Route information
- Maintained by SANRAL
- Length: 148 km (92 mi)

Major junctions
- South end: R35 near Bethal
- R547 near Thubelihle R542 near Vandyksdrif R575 N12 near Witbank N4 in Witbank R555 / R104 in Witbank R25 near Verena
- North end: R573 near Kwaggafontein

Location
- Country: South Africa
- Major cities: Bethal, Witbank

Highway system
- Numbered routes of South Africa;
| ← R543 |  | → R545 |

= R544 (South Africa) =

Regional route in South Africa

The R544 is a Regional Route in Mpumalanga, South Africa. It connects Bethal with Kwaggafontein via Witbank (eMalahleni) and Verena.

==Route==
Its begins at an intersection with the R35 approximately 11 kilometres north of Bethal, going north-west. It then intersects at a four-way intersection with the R547 north-east of Kriel. The two routes exchange roads, with the R547 becoming the north-westerly road and the R544 becoming the north-easterly road.

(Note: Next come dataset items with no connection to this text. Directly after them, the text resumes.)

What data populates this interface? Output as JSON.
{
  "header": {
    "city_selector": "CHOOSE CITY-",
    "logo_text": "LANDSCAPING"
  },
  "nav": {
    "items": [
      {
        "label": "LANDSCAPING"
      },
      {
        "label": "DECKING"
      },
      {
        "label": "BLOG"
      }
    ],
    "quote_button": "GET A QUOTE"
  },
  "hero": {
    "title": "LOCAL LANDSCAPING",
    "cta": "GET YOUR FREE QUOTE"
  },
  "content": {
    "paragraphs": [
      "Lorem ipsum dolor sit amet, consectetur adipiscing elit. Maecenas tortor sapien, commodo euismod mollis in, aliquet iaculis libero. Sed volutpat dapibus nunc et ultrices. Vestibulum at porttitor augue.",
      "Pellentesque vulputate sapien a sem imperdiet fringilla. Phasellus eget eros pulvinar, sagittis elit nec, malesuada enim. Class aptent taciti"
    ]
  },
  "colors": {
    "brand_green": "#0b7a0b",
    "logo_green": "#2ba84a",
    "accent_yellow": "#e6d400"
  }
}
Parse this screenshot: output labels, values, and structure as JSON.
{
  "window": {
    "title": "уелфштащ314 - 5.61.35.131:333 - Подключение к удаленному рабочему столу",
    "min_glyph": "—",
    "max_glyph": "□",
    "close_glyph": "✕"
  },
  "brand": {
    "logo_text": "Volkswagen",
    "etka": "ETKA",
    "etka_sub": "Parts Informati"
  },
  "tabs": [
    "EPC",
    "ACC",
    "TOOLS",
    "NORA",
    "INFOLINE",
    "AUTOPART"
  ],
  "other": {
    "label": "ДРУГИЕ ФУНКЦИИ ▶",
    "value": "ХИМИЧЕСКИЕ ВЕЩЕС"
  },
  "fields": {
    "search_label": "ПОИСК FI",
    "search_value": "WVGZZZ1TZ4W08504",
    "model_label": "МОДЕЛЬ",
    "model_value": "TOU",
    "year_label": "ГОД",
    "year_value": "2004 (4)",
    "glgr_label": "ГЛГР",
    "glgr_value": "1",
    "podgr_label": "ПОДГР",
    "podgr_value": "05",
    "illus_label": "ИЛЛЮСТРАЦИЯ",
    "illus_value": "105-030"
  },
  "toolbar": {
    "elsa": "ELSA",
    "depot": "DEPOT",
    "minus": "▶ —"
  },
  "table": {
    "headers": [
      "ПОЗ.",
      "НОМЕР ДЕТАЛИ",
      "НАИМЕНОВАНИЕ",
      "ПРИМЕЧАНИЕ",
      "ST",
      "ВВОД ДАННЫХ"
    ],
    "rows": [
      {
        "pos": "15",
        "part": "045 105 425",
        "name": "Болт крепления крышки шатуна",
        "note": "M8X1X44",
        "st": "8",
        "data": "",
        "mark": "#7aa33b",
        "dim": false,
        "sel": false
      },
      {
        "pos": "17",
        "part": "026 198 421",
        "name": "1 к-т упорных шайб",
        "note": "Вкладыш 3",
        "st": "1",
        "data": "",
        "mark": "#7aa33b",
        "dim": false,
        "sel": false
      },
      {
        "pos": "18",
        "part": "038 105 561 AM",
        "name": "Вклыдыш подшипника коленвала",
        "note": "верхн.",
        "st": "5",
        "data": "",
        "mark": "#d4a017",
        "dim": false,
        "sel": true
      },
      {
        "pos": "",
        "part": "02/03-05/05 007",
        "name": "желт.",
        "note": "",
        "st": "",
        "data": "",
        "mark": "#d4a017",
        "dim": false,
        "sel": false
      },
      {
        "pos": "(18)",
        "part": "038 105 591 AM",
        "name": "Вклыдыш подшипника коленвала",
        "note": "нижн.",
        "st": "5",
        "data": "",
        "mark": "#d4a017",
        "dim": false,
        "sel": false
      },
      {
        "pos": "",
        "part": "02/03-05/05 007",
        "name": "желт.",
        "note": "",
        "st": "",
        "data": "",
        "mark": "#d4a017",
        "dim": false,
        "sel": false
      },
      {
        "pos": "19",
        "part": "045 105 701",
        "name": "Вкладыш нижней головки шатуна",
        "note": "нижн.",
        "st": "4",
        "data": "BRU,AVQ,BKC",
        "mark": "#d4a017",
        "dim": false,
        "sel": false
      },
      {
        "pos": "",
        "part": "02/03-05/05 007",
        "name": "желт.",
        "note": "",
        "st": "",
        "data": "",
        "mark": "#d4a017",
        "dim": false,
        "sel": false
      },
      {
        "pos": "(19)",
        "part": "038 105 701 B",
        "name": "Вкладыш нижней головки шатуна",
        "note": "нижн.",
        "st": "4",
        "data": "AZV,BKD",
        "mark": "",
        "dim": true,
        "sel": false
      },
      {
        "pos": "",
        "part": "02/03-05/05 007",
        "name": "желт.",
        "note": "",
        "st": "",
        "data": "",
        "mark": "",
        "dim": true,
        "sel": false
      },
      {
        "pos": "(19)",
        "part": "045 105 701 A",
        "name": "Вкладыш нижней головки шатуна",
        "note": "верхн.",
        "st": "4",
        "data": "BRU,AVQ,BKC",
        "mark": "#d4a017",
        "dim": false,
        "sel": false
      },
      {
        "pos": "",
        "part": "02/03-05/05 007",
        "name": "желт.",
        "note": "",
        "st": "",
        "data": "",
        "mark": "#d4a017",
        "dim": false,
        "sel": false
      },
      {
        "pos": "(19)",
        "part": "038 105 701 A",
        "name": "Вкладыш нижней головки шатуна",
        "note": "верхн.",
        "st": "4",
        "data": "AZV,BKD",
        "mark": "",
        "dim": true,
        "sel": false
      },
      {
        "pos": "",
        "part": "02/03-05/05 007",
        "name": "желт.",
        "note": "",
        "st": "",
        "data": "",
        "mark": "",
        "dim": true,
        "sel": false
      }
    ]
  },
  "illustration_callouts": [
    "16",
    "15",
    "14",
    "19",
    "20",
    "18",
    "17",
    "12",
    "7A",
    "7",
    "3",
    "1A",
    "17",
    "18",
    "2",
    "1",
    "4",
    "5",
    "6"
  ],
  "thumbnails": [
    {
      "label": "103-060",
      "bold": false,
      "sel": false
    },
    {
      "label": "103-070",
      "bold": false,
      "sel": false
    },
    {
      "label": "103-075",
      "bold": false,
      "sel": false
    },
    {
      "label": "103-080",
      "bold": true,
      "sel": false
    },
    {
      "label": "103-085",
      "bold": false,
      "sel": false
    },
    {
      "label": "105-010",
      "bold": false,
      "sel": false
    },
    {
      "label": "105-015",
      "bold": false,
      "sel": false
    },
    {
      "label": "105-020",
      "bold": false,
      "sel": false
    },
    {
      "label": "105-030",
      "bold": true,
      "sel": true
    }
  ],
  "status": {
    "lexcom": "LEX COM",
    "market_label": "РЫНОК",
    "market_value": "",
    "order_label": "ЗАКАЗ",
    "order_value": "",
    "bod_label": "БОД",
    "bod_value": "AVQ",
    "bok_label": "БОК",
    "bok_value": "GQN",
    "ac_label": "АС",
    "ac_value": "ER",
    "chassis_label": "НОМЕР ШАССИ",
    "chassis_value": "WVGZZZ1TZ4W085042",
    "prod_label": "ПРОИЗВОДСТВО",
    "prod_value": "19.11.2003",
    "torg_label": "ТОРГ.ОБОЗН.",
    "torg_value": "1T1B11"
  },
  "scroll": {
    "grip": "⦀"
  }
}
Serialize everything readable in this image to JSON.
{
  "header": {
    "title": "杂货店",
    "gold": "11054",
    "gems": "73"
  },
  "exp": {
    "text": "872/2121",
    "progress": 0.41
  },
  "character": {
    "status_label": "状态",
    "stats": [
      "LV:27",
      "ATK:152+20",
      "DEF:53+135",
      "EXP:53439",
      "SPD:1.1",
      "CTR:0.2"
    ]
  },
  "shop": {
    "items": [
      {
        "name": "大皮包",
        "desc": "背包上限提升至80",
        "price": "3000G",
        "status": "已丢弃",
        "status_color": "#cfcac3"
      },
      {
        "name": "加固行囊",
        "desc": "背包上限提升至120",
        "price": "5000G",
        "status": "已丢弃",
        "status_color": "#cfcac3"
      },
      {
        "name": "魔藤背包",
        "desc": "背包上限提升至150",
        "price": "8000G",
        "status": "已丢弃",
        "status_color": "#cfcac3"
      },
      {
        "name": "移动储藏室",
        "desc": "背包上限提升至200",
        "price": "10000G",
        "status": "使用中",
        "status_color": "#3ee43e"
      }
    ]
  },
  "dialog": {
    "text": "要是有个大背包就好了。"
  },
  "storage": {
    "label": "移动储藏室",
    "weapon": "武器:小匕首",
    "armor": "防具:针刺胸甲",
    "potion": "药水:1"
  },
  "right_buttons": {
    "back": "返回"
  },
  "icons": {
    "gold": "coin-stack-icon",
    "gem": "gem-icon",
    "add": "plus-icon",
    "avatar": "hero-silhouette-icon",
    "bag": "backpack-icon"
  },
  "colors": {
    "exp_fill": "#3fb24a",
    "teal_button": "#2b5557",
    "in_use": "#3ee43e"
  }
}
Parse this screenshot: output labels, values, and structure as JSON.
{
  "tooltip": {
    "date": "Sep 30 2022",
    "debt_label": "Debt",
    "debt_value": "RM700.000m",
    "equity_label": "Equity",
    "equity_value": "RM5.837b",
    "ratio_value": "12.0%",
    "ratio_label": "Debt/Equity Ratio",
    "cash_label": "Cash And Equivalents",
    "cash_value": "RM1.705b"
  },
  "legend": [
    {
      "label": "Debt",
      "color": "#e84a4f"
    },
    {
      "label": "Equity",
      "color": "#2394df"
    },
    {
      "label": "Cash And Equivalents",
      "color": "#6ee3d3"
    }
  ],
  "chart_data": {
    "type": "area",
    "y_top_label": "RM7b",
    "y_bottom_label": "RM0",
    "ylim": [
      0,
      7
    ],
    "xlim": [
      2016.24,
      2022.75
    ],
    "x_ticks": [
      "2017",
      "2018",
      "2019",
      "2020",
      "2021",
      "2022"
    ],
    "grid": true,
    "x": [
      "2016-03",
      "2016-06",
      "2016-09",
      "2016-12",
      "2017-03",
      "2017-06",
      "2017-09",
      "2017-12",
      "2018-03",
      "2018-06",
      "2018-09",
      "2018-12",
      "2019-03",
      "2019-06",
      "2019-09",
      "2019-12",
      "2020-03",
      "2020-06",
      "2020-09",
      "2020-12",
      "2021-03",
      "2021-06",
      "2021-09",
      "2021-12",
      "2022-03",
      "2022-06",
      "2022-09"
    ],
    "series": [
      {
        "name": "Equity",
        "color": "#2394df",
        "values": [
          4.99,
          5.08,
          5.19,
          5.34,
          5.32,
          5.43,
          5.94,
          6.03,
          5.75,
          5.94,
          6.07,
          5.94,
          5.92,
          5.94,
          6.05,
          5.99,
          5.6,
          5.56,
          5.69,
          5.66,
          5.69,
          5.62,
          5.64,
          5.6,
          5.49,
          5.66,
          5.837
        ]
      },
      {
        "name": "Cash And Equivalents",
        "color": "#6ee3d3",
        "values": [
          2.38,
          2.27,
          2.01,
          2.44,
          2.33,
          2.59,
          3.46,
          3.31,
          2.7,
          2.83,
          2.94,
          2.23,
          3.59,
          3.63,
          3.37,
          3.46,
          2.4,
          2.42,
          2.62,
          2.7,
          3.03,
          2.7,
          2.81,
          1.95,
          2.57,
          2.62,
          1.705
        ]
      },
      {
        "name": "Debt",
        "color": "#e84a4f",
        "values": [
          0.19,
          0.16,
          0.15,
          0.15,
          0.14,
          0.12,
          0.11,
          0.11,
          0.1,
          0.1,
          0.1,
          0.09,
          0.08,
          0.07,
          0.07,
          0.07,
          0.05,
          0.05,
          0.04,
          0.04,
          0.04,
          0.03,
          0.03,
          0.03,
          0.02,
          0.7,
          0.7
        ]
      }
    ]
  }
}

The R544 heads northwards to cross the Olifants River at the town of Vandyksdrif before it intersects with the western terminus of the R542. It continues to intersect with the southern terminus of the R575 and crosses the Olifants River one more time. It continues to cross under the N12 highway and heads into the southern suburbs of Witbank (eMalahleni) as Watermeyer Street. It then proceeds to meet the N4 highway (Maputo Corridor) as OR Tambo Road.

Just after crossing the N4 highway, the R544 becomes Beatty Avenue westwards through the Witbank Town Centre for 3 kilometres up to a junction with the R555 (Walter Sisulu Drive) and the R104 (Diederichs Street) at the Witbank Long-Distance Taxi Rank. Here, the R544 becomes Walter Sisulu Drive northwards. The road leaves Witbank in a north-westerly direction as Carmen Street before heading north and eventually crossing the Wilge River. Then heading north-west, it crosses the R25 at the town of Verena. The road's northern terminus is reached as it ends at a junction with the R573 just south-west of Kwaggafontein.